In these five states, which were crucial to the GOP's presidential success in 2000 and 2004, George W. Bush's victory margins were generally slim enough to suggest that a major expansion of black turnout could lead to Democratic gains this year.

"I think the numbers are going to be astonishing," said Florida state Rep. Joseph A. Gibbons, who heads the state's black legislative caucus and has been discussing the strategy with leading Democrats.

John Bellows, a database expert in the Obama campaign, said he had already identified "big pockets of potential voters" in key states. "There are pretty big numbers lying around to turn out," he said.

The strategy requires a deft touch and carries risks, however.

In large part, Obama, an Illinois senator who is the son of a black man from Kenya and a white woman from Kansas, has succeeded so far by appealing across racial lines. Strategists say he cannot afford to appear to be exploiting race or running solely as a black candidate -- particularly as he courts moderate whites and blue-collar workers who did not support him in the primaries.

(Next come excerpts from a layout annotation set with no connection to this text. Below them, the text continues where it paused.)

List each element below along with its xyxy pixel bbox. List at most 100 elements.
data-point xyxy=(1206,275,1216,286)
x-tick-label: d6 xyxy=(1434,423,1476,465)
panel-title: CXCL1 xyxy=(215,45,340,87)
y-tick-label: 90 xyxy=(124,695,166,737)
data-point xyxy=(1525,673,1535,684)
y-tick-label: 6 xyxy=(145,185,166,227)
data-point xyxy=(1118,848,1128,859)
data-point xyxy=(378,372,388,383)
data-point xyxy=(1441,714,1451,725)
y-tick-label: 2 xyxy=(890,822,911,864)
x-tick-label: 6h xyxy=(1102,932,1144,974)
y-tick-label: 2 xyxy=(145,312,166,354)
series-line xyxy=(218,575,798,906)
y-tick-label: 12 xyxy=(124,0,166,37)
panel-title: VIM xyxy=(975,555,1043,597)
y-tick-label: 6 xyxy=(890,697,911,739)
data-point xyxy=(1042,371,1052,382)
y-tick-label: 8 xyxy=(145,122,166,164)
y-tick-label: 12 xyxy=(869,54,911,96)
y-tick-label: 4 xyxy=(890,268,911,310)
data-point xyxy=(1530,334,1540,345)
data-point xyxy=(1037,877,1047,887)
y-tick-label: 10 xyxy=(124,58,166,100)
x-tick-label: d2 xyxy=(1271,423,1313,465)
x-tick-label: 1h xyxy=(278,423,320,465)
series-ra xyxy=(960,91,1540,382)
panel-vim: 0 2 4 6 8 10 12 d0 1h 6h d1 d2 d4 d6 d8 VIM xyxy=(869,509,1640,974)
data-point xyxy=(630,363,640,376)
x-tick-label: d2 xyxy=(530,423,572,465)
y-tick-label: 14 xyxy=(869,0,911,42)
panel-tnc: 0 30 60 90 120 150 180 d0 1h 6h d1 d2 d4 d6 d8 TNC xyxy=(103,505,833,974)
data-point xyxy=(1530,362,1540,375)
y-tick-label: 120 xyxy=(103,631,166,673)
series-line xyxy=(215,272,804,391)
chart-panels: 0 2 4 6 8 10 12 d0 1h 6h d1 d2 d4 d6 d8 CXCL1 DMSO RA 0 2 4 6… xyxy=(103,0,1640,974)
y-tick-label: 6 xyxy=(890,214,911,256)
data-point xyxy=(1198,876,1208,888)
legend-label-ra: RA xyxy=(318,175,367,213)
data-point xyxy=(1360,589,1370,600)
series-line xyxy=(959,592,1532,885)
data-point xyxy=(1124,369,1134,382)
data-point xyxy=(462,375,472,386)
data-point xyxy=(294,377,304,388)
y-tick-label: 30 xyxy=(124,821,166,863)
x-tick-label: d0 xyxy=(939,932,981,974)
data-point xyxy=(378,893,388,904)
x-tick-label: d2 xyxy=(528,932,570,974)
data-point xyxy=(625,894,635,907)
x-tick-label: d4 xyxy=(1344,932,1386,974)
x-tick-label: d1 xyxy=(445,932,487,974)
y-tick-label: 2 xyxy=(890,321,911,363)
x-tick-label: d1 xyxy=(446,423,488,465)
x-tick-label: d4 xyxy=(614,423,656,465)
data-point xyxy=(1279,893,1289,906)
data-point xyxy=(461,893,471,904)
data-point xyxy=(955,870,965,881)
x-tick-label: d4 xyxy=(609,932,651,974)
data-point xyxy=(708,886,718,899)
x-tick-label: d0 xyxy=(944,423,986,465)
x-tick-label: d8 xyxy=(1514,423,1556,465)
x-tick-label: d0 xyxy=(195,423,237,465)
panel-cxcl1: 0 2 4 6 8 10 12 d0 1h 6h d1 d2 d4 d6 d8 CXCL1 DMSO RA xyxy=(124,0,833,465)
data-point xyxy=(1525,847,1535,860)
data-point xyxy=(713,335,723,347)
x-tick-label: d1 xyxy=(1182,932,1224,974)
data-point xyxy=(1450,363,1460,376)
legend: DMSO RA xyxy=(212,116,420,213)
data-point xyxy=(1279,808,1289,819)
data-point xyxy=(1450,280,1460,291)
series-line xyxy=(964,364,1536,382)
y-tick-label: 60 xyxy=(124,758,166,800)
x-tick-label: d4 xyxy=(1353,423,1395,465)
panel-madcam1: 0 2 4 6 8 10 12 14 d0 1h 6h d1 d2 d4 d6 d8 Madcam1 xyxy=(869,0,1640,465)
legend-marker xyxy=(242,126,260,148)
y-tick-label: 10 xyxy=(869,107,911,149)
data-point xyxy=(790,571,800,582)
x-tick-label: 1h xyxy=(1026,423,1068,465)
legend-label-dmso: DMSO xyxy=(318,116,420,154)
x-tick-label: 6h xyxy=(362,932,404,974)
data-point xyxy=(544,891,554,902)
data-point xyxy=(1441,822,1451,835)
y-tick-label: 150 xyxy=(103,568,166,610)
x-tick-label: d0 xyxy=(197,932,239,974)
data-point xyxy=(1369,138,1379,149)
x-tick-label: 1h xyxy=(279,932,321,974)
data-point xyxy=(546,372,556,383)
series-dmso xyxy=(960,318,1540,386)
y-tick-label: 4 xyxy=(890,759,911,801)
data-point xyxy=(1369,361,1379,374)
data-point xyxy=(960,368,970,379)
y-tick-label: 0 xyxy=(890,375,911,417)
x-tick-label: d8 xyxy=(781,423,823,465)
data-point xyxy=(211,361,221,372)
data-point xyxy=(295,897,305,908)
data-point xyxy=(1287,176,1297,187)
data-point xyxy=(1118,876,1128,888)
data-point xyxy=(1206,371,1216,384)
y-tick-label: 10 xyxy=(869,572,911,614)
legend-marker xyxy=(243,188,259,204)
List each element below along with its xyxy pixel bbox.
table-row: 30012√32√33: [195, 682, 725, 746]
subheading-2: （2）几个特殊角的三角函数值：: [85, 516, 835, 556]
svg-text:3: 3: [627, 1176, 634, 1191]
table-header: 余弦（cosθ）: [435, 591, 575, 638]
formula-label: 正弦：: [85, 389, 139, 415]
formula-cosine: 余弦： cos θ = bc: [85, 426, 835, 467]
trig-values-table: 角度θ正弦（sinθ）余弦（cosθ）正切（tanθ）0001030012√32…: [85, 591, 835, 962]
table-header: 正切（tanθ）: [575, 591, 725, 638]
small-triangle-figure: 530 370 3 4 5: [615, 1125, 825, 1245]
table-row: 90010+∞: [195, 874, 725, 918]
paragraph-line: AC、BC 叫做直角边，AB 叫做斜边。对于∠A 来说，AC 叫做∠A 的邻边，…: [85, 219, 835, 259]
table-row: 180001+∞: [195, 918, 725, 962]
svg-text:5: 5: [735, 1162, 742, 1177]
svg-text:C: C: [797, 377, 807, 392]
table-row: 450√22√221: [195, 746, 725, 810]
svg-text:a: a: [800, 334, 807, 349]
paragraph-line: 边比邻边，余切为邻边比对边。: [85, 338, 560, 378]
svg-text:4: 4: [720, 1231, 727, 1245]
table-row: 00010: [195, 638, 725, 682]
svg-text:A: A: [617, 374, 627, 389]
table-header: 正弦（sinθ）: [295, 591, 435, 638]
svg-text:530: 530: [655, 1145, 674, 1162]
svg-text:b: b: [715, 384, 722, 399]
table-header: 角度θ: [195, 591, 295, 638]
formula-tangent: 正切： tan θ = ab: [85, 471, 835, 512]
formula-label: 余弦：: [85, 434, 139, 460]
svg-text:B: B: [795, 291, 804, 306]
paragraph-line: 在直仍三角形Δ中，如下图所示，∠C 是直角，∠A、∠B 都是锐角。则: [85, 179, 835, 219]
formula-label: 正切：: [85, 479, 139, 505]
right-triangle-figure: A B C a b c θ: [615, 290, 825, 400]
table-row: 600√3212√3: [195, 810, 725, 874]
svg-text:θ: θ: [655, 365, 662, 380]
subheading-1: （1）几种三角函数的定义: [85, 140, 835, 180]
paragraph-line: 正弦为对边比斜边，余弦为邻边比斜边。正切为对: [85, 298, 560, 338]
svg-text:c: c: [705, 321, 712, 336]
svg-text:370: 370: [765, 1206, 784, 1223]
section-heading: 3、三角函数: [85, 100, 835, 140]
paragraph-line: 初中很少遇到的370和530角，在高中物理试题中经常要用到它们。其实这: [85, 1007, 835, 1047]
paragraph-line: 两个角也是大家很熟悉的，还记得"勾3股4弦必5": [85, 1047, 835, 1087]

"It's a sensitivity," said Ronald Walters, a strategist for African American Democrat Jesse Jackson's presidential campaigns in the 1980s. Walters has criticized Democratic candidates in the past as sidelining black voters by ceding the South to Republicans. "You've got to have a black strategy, but it has to be a biracial strategy."

Obama's formula for energizing blacks while appealing to whites relies in part on demonstrating independence from the more militant traditions of black politics and using rhetoric that spans race. He has opposed monetary reparations for descendants of slaves, for example. And he has said that he does not think his daughters should benefit from affirmative action, because they have had a "pretty good deal," and he has expressed openness to programs that could help disadvantaged whites, Latinos and women.

That enables Obama's campaign to mobilize black voters while shielding him from being portrayed as the black candidate, supporters say. "No community can complain of being shortchanged," said Virginia Democrat L. Douglas Wilder, who in 1989 became the nation's first African American elected governor.

Party strategists believe that Obama's competitive showing in primary contests proves that the approach will work. In some primaries, notably North Carolina and Virginia, he ran strong among white voters, but his victory margins came from drawing blacks, including new African American voters, to the polls in overwhelming numbers.

Major get-out-the-vote efforts in 2004 managed to increase black voter turnout just 3 percentage points, to 60%, compared with 64% of voters overall. Obama's campaign believes it can far surpass that this time.

David A. Bositis, an expert on black voting trends at the Joint Center for Political and Economic Studies, predicts that turnout could rise by as much as 20%, and some Democratic strategists feel they can spur black turnout in the battleground states to as high as 75% of registered voters.

"This will be a completely new precedent," said Bositis. "This year we're going to be looking at record territory, and this will be a level of black turnout that's never been seen before."

The pursuit of black voters is part of the Obama campaign's broader strategy of targeting constituencies that have been underrepresented in past general elections but that proved crucial to his victory over New York Sen. Hillary Rodham Clinton in their battle for the Democratic presidential nomination.